The US unemployment rate has dropped to a near four-year low of 7.8 per cent in September, a potential boost to President Barack Obama’s re-election bid.
The US labour department says the unemployment rate, a key focus in the race for the White House, dropped by 0.3 percentage points to its lowest point since January 2009 as employers added 114,000 workers to their payrolls.
The drop in the unemployment rate, reported on Friday, reflected an even bigger surge in new jobs captured by a survey of households and came even as Americans returned to the job market to resume the hunt for work.
The workforce had shrank in the prior two months.
Payrolls for July and August were revised to show 86,000 more jobs created than previous reported, mostly to reflect
increases in government employment.
The jobless rate is now where it was when Obama took office in January 2009.
Al Jazeera’s Alan Fisher, reporting from Washington, said “114,000 is not a great figure, but great news for the Obama campaign”.
“Unemployment from 8.1 per cent to 7.8 per cent is a big win for Obama,” he said. “For Romney it makes it harder for him to attack Obama’s record.”
“Today I believe that as a nation we are moving forward again,” Obama told an enthusiastic crowd at a campaign rally at
George Mason University in Virginia.
“More Americans entered the workforce, more people are getting jobs.”
“It’s a reminder that this country has come too far to turn back now,” said Obama.
Romney had made the president’s failure to drive the jobless rate below eight per cent a key plank in his campaign, so the drop to the lowest level since January 2009 could deprive him of some ammunition in the final sprint toward the November 6 election.

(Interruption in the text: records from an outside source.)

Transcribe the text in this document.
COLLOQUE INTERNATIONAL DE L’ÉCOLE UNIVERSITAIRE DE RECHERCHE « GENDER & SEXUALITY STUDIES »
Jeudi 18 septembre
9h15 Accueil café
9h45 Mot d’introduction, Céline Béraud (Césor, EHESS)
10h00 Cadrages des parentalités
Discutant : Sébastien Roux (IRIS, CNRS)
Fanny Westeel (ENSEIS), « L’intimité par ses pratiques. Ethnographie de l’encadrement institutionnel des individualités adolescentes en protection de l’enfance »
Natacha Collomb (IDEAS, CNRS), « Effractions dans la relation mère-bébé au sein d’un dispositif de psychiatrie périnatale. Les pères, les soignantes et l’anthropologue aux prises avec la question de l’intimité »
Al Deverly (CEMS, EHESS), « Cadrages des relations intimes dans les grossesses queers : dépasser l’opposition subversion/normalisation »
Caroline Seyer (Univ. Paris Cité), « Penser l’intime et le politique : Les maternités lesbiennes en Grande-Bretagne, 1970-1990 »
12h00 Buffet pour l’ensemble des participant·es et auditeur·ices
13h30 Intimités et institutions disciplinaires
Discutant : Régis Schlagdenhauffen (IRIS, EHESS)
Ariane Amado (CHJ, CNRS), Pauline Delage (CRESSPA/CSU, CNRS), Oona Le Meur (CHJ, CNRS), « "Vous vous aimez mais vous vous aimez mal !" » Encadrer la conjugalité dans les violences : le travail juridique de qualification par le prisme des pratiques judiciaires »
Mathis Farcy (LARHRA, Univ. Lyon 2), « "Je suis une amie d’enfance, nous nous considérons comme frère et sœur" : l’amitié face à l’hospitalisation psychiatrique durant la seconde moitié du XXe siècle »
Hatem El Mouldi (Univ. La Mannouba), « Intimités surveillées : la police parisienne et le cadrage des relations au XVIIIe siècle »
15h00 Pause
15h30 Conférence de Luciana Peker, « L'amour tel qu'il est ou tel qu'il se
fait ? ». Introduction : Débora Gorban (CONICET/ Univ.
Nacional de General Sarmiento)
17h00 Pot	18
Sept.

Reacting to the data, Romney said the economy remained weak and noted that the unemployment rate would be closer to 11 per cent if it included those who had given up looking for work.
“This is not what a real recovery looks like,” he said in a statement.
The latest official data showed that the construction sector added 5,000 jobs last month, while the number of people working in government jobs rose by 10,000.
However, the biggest gain was record in the healthcare sector, which added 44,000 jobs in September.
Household employment has increased 873,000, the most since June 1983, according to the household survey.
The bulk of the gains were part-time jobs.
“There is something in these numbers for everyone. The rise in the participation rate shows somewhat of a real improvement in the labour market,” Omer Esiner, chief market analyst at Commonwealth Foreign Exchange in Washington, said.